J'ai trouvé très intéressant ce portrait que le narrateur dresse de lui-même à travers ses réflexions et ses relations avec les femmes qui ont marqué sa vie: son amour de jeunesse, son ex-femme, ses maîtresses, cette jeune femme rencontrée à Rome, sans oublier sa mère et sa fille. J'ai aimé suivre ce prof amoureux d'art et de littérature, un peu singulier et plutôt solitaire, même s'il m'est arrivé de m'égarer dans les méandres de ses pensées. C'est un touchant voyage sentimental et culturel servi par une écriture agréable d'un auteur danois que je découvre.

C'est Clara qui m'a donné envie de lire ce livre.

✭✭✭✭✩
Une petite parenthèse:
A deux ou trois reprises le nom de Celebidache est cité dans le roman. N'étant pas très grande amatrice de la musique classique, je ne connaissais pas ce célèbre chef d'orchestre roumain. Jusqu'à ce que je rencontre, il y a quelques années, sa femme, Ioana, artiste-peintre dont j'aime beaucoup les tableaux inspirés de l'oeuvre de Paul Klee. Aujourd'hui décédée, elle m'a laissé un souvenir d'une femme drôle, intelligente et surtout d'une grande classe.
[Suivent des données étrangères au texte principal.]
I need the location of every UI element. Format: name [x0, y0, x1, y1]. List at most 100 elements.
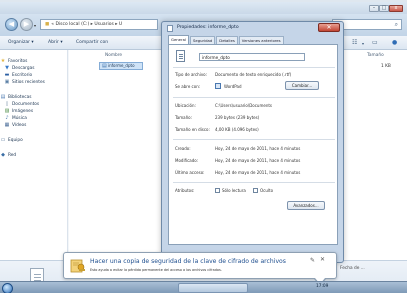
created-value: Hoy, 24 de mayo de 2011, hace 4 minutos — [215, 146, 301, 151]
checkbox-box — [215, 188, 220, 193]
readonly-label: Sólo lectura — [222, 188, 246, 193]
maximize-button[interactable]: □ — [379, 5, 389, 12]
column-header-size[interactable]: Tamaño — [367, 53, 384, 58]
accessed-label: Último acceso: — [175, 170, 205, 175]
open-button[interactable]: Abrir ▾ — [48, 40, 63, 45]
nav-item-label: Favoritos — [8, 59, 28, 64]
organize-button[interactable]: Organizar ▾ — [8, 40, 34, 45]
nav-item-label: Equipo — [8, 138, 23, 143]
opens-with-label: Se abre con: — [175, 84, 201, 89]
navigation-pane: ★ Favoritos ▼ Descargas ▬ Escritorio ▣ Sitio… — [0, 50, 68, 260]
minimize-button[interactable]: – — [369, 5, 379, 12]
recent-places-icon: ▣ — [4, 79, 10, 85]
tab-details[interactable]: Detalles — [216, 36, 238, 44]
tab-previous-versions[interactable]: Versiones anteriores — [238, 36, 284, 44]
notification-title: Hacer una copia de seguridad de la clave… — [90, 258, 286, 265]
file-name: informe_dpto — [108, 63, 135, 68]
dialog-titlebar: Propiedades: informe_dpto — [166, 24, 342, 34]
advanced-button[interactable]: Avanzados... — [287, 201, 325, 210]
readonly-checkbox[interactable]: Sólo lectura — [215, 188, 246, 193]
nav-item-desktop[interactable]: ▬ Escritorio — [0, 72, 67, 79]
accessed-value: Hoy, 24 de mayo de 2011, hace 4 minutos — [215, 170, 301, 175]
location-label: Ubicación: — [175, 103, 196, 108]
recent-pages-dropdown-icon[interactable]: ▾ — [34, 23, 36, 28]
general-tab-panel: Tipo de archivo: Documento de texto enri… — [168, 44, 338, 245]
computer-icon: ▭ — [0, 137, 6, 143]
dialog-close-button[interactable]: ✕ — [318, 23, 340, 32]
wordpad-icon — [215, 83, 221, 89]
nav-item-computer[interactable]: ▭ Equipo — [0, 137, 67, 144]
nav-item-downloads[interactable]: ▼ Descargas — [0, 65, 67, 72]
start-button[interactable] — [2, 283, 13, 293]
nav-item-favorites[interactable]: ★ Favoritos — [0, 58, 67, 65]
taskbar-explorer-button[interactable] — [178, 283, 248, 293]
explorer-titlebar: – □ x — [0, 2, 407, 14]
dialog-title: Propiedades: informe_dpto — [177, 25, 239, 30]
document-icon — [167, 25, 173, 32]
nav-item-videos[interactable]: ▦ Vídeos — [0, 122, 67, 129]
back-arrow-icon: ◀ — [8, 20, 15, 28]
column-header-name[interactable]: Nombre — [105, 53, 122, 58]
divider — [173, 182, 335, 183]
file-name-field[interactable] — [199, 53, 305, 61]
notification-balloon[interactable]: Hacer una copia de seguridad de la clave… — [63, 252, 337, 286]
folder-icon: ■ — [45, 22, 50, 27]
forward-arrow-icon: ▶ — [23, 20, 30, 28]
divider — [173, 67, 335, 68]
nav-item-label: Imágenes — [12, 109, 34, 114]
created-label: Creado: — [175, 146, 191, 151]
hidden-checkbox[interactable]: Oculto — [253, 188, 273, 193]
file-row-selected[interactable]: ▤ informe_dpto — [99, 62, 143, 70]
nav-item-label: Escritorio — [12, 73, 33, 78]
type-label: Tipo de archivo: — [175, 72, 207, 77]
library-icon: ▤ — [0, 94, 6, 100]
nav-item-libraries[interactable]: ▤ Bibliotecas — [0, 94, 67, 101]
documents-icon: ▯ — [5, 101, 9, 107]
rtf-file-icon: ▤ — [102, 63, 107, 69]
notification-text: Esto ayuda a evitar la pérdida permanent… — [90, 268, 222, 272]
hidden-label: Oculto — [260, 188, 274, 193]
size-on-disk-value: 4,00 KB (4.096 bytes) — [215, 127, 259, 132]
pictures-icon: ▨ — [4, 108, 10, 114]
modified-value: Hoy, 24 de mayo de 2011, hace 4 minutos — [215, 158, 301, 163]
nav-item-label: Descargas — [12, 66, 35, 71]
size-value: 239 bytes (239 bytes) — [215, 115, 260, 120]
nav-item-pictures[interactable]: ▨ Imágenes — [0, 108, 67, 115]
nav-item-music[interactable]: ♪ Música — [0, 115, 67, 122]
share-button[interactable]: Compartir con — [76, 40, 108, 45]
music-icon: ♪ — [5, 115, 9, 121]
options-icon[interactable]: ✎ — [310, 257, 315, 264]
nav-item-documents[interactable]: ▯ Documentos — [0, 101, 67, 108]
key-certificate-icon — [70, 259, 85, 273]
address-input[interactable]: ■ « Disco local (C:) ▸ Usuarios ▸ U — [40, 19, 158, 30]
search-icon: ⌕ — [394, 21, 398, 28]
tab-general[interactable]: General — [168, 35, 189, 44]
preview-pane-icon[interactable]: ▭ — [372, 39, 378, 46]
download-folder-icon: ▼ — [5, 65, 9, 71]
desktop-icon: ▬ — [4, 72, 10, 78]
forward-button[interactable]: ▶ — [20, 18, 33, 31]
view-options-dropdown-icon[interactable]: ▾ — [362, 41, 364, 46]
details-date: Fecha de ... — [340, 266, 365, 271]
change-button[interactable]: Cambiar... — [285, 81, 319, 90]
close-window-button[interactable]: x — [389, 5, 403, 12]
opens-with-value: WordPad — [224, 84, 242, 89]
back-button[interactable]: ◀ — [5, 18, 18, 31]
divider — [173, 139, 335, 140]
nav-item-recent[interactable]: ▣ Sitios recientes — [0, 79, 67, 86]
nav-item-network[interactable]: ◆ Red — [0, 152, 67, 159]
change-view-icon[interactable]: ☷ — [352, 39, 357, 46]
dialog-tabs: General Seguridad Detalles Versiones anteri… — [168, 35, 340, 44]
nav-item-label: Documentos — [12, 102, 40, 107]
properties-dialog: Propiedades: informe_dpto ✕ General Segur… — [161, 21, 344, 263]
clock[interactable]: 17:09 — [316, 284, 328, 289]
nav-item-label: Vídeos — [12, 123, 27, 128]
help-icon[interactable]: ● — [392, 39, 397, 46]
divider — [173, 97, 335, 98]
videos-icon: ▦ — [4, 122, 10, 128]
size-label: Tamaño: — [175, 115, 192, 120]
notification-close-icon[interactable]: ✕ — [320, 256, 325, 263]
type-value: Documento de texto enriquecido (.rtf) — [215, 72, 292, 77]
nav-item-label: Música — [12, 116, 27, 121]
tab-security[interactable]: Seguridad — [189, 36, 216, 44]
Ioana Celebidache Sous le pont Mirabeau
Quelques citations:
Je trouve ça tellement arrogant, toute cette histoire de vie après la mort. Comme si nous n'avions pas déjà de quoi être reconnaissant avec ce que nous avons. Il faut aussi savoir lâcher prise quand l'heure arrive.
Naturellement, il n'y avait rien de surprenant à ce qu'Erica ne ressemble pas aujourd'hui à ce qu'elle était à vingt-un ans. Maria est moi avions également changé au fil des ans, et dans la salle de bains, nous avions noté mutuellement les petites altérations avec confiance et tendresse. Il y avait une certaine clémence dans le fait de voir le déclin arriver graduellement, par petites tranches, comme résultat d'une longue négociation entre la douceur du souvenir et la dureté de la réalité.
Je savais que, au fond du petit enfant, il n'y avait qu'un tas bouillonnant et indifférencié de dispositions et d'aptitudes qu'il fallait guider et former pour se dépasser. Je savais que l'on n'aime pas nécessairement Manet dès le premier coup d’œil. Que l'art, la musique et la littérature, c'est quelque chose que l'on apprend à apprécier.
Quatrième de couverture:

C’est le portrait d’un homme, de ses remords et de ses désirs les plus profonds, que Jens Christian Grøndahl entreprend de brosser en trois moments de vie. Les jeunes années d’abord, la découverte de la littérature et de la langue allemande, l’engagement communiste et la découverte de la sensualité. Un jeune homme romantique et plein d’idéaux, prêt à quitter son confort bourgeois pour rejoindre Erika à Berlin où il découvrira ses premières désillusions. 
Arrive ensuite l’âge de raison, le mariage, la naissance de sa fille Julie, et le divorce. Le narrateur a une quarantaine d’années, il est à présent enseignant et accueille un garçon d’origine serbe dans sa classe. Stanko le fascine mais c’est la rencontre avec la mère du jeune homme qui le trouble encore davantage. Passion à nouveau éphémère qui le renvoie à sa condition d’homme solitaire et de père en alternance. 
À la veille de ses soixante ans enfin, c’est à Rome que nous le retrouvons. Grand-père depuis peu, le narrateur fait une nouvelle rencontre inopinée, avec une jeune photographe cette fois-ci. Elle l’invite chez elle pour lui montrer son travail avant d’accepter de partir avec lui à Paestum, photographier des ruines encore vivantes… 
Les femmes sont omniprésentes dans la vie du narrateur, à chaque basculement dont elles sont souvent à l’origine. Les Portes de Fer parle d’amour et de solitude, mais également du désenchantement de l’individu occidental, de ce drame bourgeois que le grand auteur danois réussit à croquer avec une lucidité et une élégance toutes singulières.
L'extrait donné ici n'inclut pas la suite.